(segue) Alla III Assemblea delle Corporazioni
(15 maggio 1937)
[Inizio scritto]

      Debbo dire però agli eventuali impazienti che questa utilizzazione delle ricchezze dell'Impero presuppone una attrezzatura che non esisteva affatto o esisteva allo stato rudimentale, a cominciare dai porti per finire alla rete stradale, che è in corso di attuazione.
      Le difficoltà da superare sono gigantesche e solo chi segue da vicino quotidianamente la vita e lo sviluppo dell'Impero può averne la sensazione diretta.
      Ma si superano malgrado tutto con una tenacia che rivela il vero carattere degli Italiani e lavorando tranquillamente, quando è necessario, ore venticinque al giorno. (Applausi).

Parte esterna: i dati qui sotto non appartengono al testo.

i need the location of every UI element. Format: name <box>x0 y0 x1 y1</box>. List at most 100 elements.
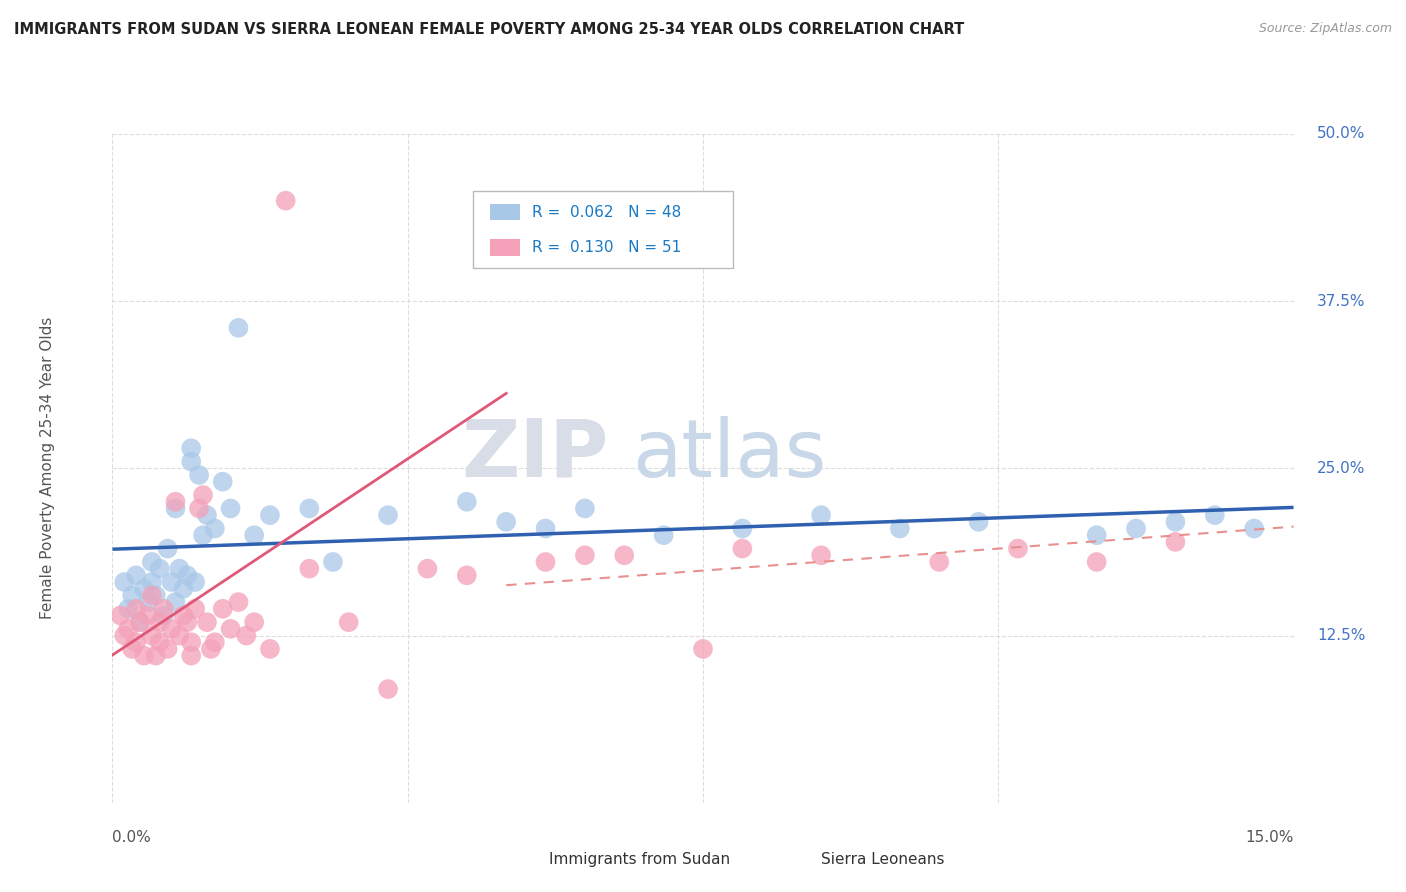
Point <box>121 642 143 657</box>
Text: R =  0.130   N = 51: R = 0.130 N = 51 <box>531 240 681 255</box>
Text: IMMIGRANTS FROM SUDAN VS SIERRA LEONEAN FEMALE POVERTY AMONG 25-34 YEAR OLDS COR: IMMIGRANTS FROM SUDAN VS SIERRA LEONEAN … <box>14 22 965 37</box>
Point <box>156 642 179 657</box>
Text: 15.0%: 15.0% <box>1246 830 1294 845</box>
Text: 25.0%: 25.0% <box>1317 461 1365 475</box>
Point <box>731 521 754 535</box>
Point <box>180 635 202 649</box>
Text: 12.5%: 12.5% <box>1317 628 1365 643</box>
Point <box>180 648 202 663</box>
Point <box>613 548 636 563</box>
Point <box>574 501 596 516</box>
Point <box>200 642 222 657</box>
Point <box>731 541 754 556</box>
Point <box>188 468 211 483</box>
Point <box>129 615 152 630</box>
Point <box>117 602 139 616</box>
Point <box>125 602 148 616</box>
Text: Sierra Leoneans: Sierra Leoneans <box>821 852 945 867</box>
Point <box>141 555 163 569</box>
Point <box>534 521 557 535</box>
Point <box>1007 541 1029 556</box>
Point <box>243 615 266 630</box>
Point <box>889 521 911 535</box>
Point <box>145 589 167 603</box>
Point <box>149 562 172 576</box>
Point <box>211 475 233 489</box>
Point <box>125 568 148 582</box>
Text: 50.0%: 50.0% <box>1317 127 1365 141</box>
Point <box>416 562 439 576</box>
Point <box>1125 521 1147 535</box>
Point <box>125 635 148 649</box>
Point <box>219 622 242 636</box>
Point <box>1164 515 1187 529</box>
Point <box>574 548 596 563</box>
Text: Immigrants from Sudan: Immigrants from Sudan <box>550 852 731 867</box>
Text: ZIP: ZIP <box>461 416 609 494</box>
Point <box>152 602 174 616</box>
Point <box>136 595 159 609</box>
Point <box>156 541 179 556</box>
Point <box>165 501 187 516</box>
Point <box>377 681 399 696</box>
Bar <box>491 239 520 256</box>
Point <box>141 628 163 642</box>
Point <box>165 595 187 609</box>
Point <box>141 575 163 590</box>
Point <box>160 622 183 636</box>
Point <box>810 508 832 523</box>
Point <box>243 528 266 542</box>
Text: 37.5%: 37.5% <box>1317 293 1365 309</box>
Point <box>204 521 226 535</box>
Point <box>176 568 198 582</box>
Point <box>141 589 163 603</box>
Bar <box>502 852 537 869</box>
Point <box>298 562 321 576</box>
Point <box>132 582 155 596</box>
Point <box>145 648 167 663</box>
Point <box>259 642 281 657</box>
Point <box>136 608 159 623</box>
Point <box>152 608 174 623</box>
Point <box>110 608 132 623</box>
Point <box>810 548 832 563</box>
Point <box>132 648 155 663</box>
Text: Source: ZipAtlas.com: Source: ZipAtlas.com <box>1258 22 1392 36</box>
Point <box>184 602 207 616</box>
Point <box>534 555 557 569</box>
Point <box>228 321 250 335</box>
Point <box>180 455 202 469</box>
Point <box>112 628 135 642</box>
Point <box>456 568 478 582</box>
Point <box>337 615 360 630</box>
Point <box>274 194 297 208</box>
Point <box>129 615 152 630</box>
Point <box>184 575 207 590</box>
Point <box>191 528 214 542</box>
Point <box>1085 555 1108 569</box>
Text: Female Poverty Among 25-34 Year Olds: Female Poverty Among 25-34 Year Olds <box>39 318 55 619</box>
Point <box>456 494 478 508</box>
Point <box>322 555 344 569</box>
Point <box>652 528 675 542</box>
Point <box>219 501 242 516</box>
Point <box>149 635 172 649</box>
Point <box>117 622 139 636</box>
Point <box>176 615 198 630</box>
Point <box>1164 535 1187 549</box>
Point <box>495 515 517 529</box>
Point <box>235 628 257 642</box>
Point <box>204 635 226 649</box>
FancyBboxPatch shape <box>472 191 733 268</box>
Bar <box>491 203 520 220</box>
Point <box>195 615 218 630</box>
Point <box>112 575 135 590</box>
Text: R =  0.062   N = 48: R = 0.062 N = 48 <box>531 204 681 219</box>
Point <box>1243 521 1265 535</box>
Point <box>928 555 950 569</box>
Point <box>692 642 714 657</box>
Point <box>149 615 172 630</box>
Point <box>172 608 194 623</box>
Point <box>160 575 183 590</box>
Point <box>195 508 218 523</box>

      Da qualche tempo elementi più o meno responsabili delle cosiddette grandi democrazie (su queste democrazie ci sarebbe molto da discutere a cominciare da quella che ignorava e vietava sino a un mese fa il contratto collettivo!) desidererebbero che gli Stati cosiddetti autoritari rinunziassero ai loro piani autarchici, non sappiamo dietro quali contropartite.
      Per noi è impossibile. In un mondo come l'attuale, armato fino ai denti, deporre l'arma dell'autarchia significherebbe domani, in caso di guerra, mettersi alla mercé di coloro che possiedono quanto occorre per fare la guerra senza limiti di tempo o di consumo. (Vivissimi applausi).

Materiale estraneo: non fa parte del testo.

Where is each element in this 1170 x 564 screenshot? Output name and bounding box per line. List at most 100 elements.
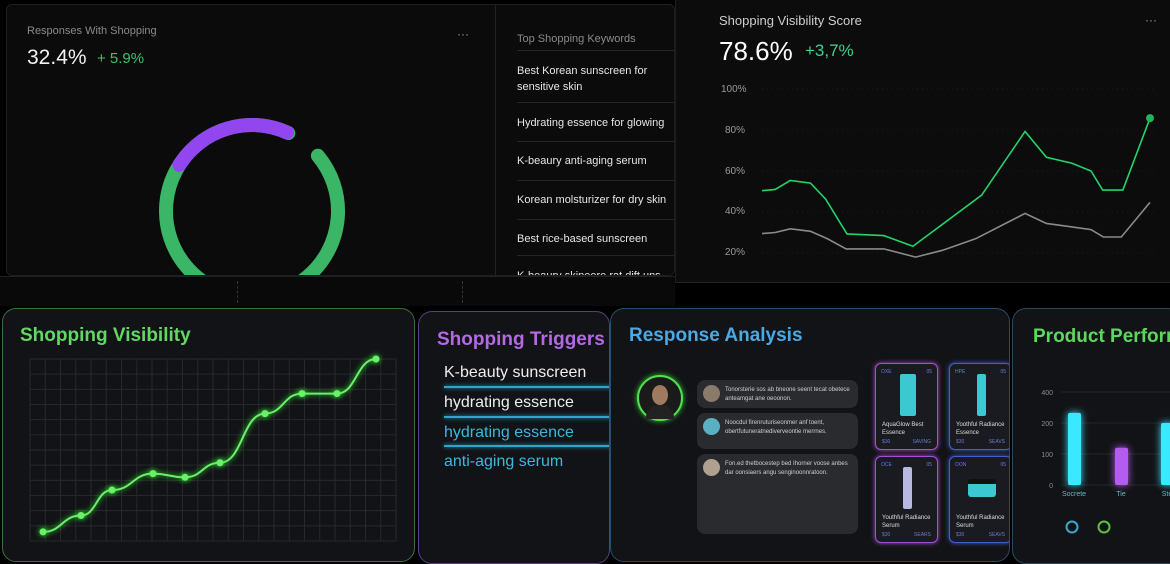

      L'autarchia è quindi una garanzia di quella pace che noi fermamente vogliamo, è un impedimento ad eventuali propositi aggressivi da parte dei Paesi più ricchi. Chi ha corso il rischio di essere strangolato dalle corde della guerra economica sa che cosa pensare e come agire. (Applausi).
      In questa materia nessuna esitazione è ammissibile, si tratta di assicurare la vita, l'avvenire e la potenza di quel grande popolo che è il popolo italiano.